Apparently, watching too much TV could kill you.
I love Netflix. I probably started an unhealthy habit of binge watching when I was in college but, Netflix turned that habit into a whole new level. With so many great TV shows and movies at my disposal, it’s hard to not watch TV nowadays. However, a new study suggests that watching too much TV could kill you.
According to a study that started as far back as 1988, Japanese researchers are now connecting the amount of hours people watch TV per day to a large increase in the risk of dying from a pulmonary embolism – a lung blood clot.
So how does someone get a pulmonary embolism?
A blood clot typically starts in the legs or pelvis due to slowed blood flow and inactivity. The blood clot breaks free and then travels to a smaller blood vessell and gets stuck. This is extremely dangerous, and if you watch TV all day, this inactivity could result in the formation of blood clots.

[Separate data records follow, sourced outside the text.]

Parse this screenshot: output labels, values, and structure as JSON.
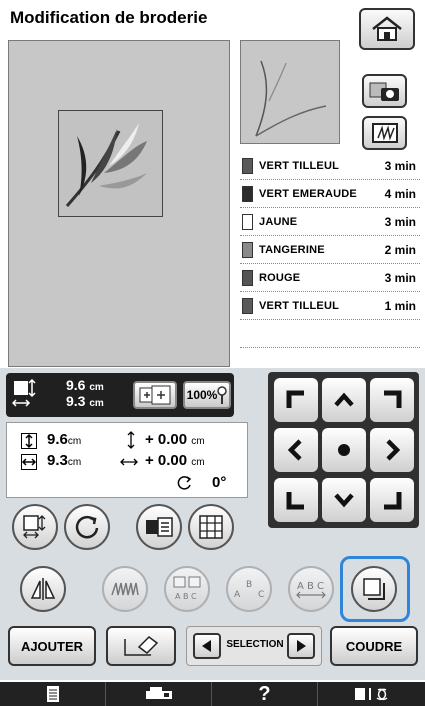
{
  "header": {
    "title": "Modification de broderie"
  },
  "size": {
    "width_value": "9.6",
    "width_unit": "cm",
    "height_value": "9.3",
    "height_unit": "cm",
    "zoom_label": "100%"
  },
  "thread_list": [
    {
      "name": "VERT TILLEUL",
      "time": "3 min",
      "color": "#5a5a5a"
    },
    {
      "name": "VERT EMERAUDE",
      "time": "4 min",
      "color": "#2c2c2c"
    },
    {
      "name": "JAUNE",
      "time": "3 min",
      "color": "#ffffff"
    },
    {
      "name": "TANGERINE",
      "time": "2 min",
      "color": "#8a8a8a"
    },
    {
      "name": "ROUGE",
      "time": "3 min",
      "color": "#555555"
    },
    {
      "name": "VERT TILLEUL",
      "time": "1 min",
      "color": "#5a5a5a"
    }
  ],
  "info": {
    "height_value": "9.6",
    "height_unit": "cm",
    "width_value": "9.3",
    "width_unit": "cm",
    "offset_v": "+ 0.00",
    "offset_v_unit": "cm",
    "offset_h": "+ 0.00",
    "offset_h_unit": "cm",
    "rotation": "0°"
  },
  "bottom": {
    "add_label": "AJOUTER",
    "selection_label": "SELECTION",
    "sew_label": "COUDRE"
  },
  "statusbar": {
    "help_label": "?"
  },
  "icons": [
    "home-icon",
    "camera-icon",
    "thread-icon",
    "size-icon",
    "zoom-icon",
    "resize-icon",
    "rotate-icon",
    "array-icon",
    "density-icon",
    "mirror-icon",
    "stitch-icon",
    "text-icon",
    "arc-icon",
    "spacing-icon",
    "outline-icon",
    "eraser-icon",
    "doc-icon",
    "machine-icon",
    "needle-icon"
  ]
}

From Science News Journal:
The Japanese researchers asked 86,024 participants between 1988 and 1990 how many hours they spent watching TV. They specifically targeted people aged between 40 and 79. Tracking these people over the next 19 years, they found that 59 participants had died of a pulmonary embolism.
Here’s what the study found out. If you watched 2.5 to 4.9 hours of TV/day your chance of a pulmonary embolism increases by 70% and every additional 2 hours of TV you watch/day your chances of a pulmonary embolism increases by 40%.
To make things worse, it’s very difficult for doctors to diagnose a pulmonary embolism because the symptoms of a pulmonary embolism are the same as other life-threatening diseases. These symptoms include chest pain and shortness of breath. A proper diagnosis requires the use of expensive equipment that many hospitals do not have and insurance companies will not cover.
However, it’s important to point out that there are other factors associated with this secret killer such as obesity, diabetes, cigarette smoking and hypertension, all of which could also cause pulmonary embolism. So it’s important to remember correlation does not equal causation.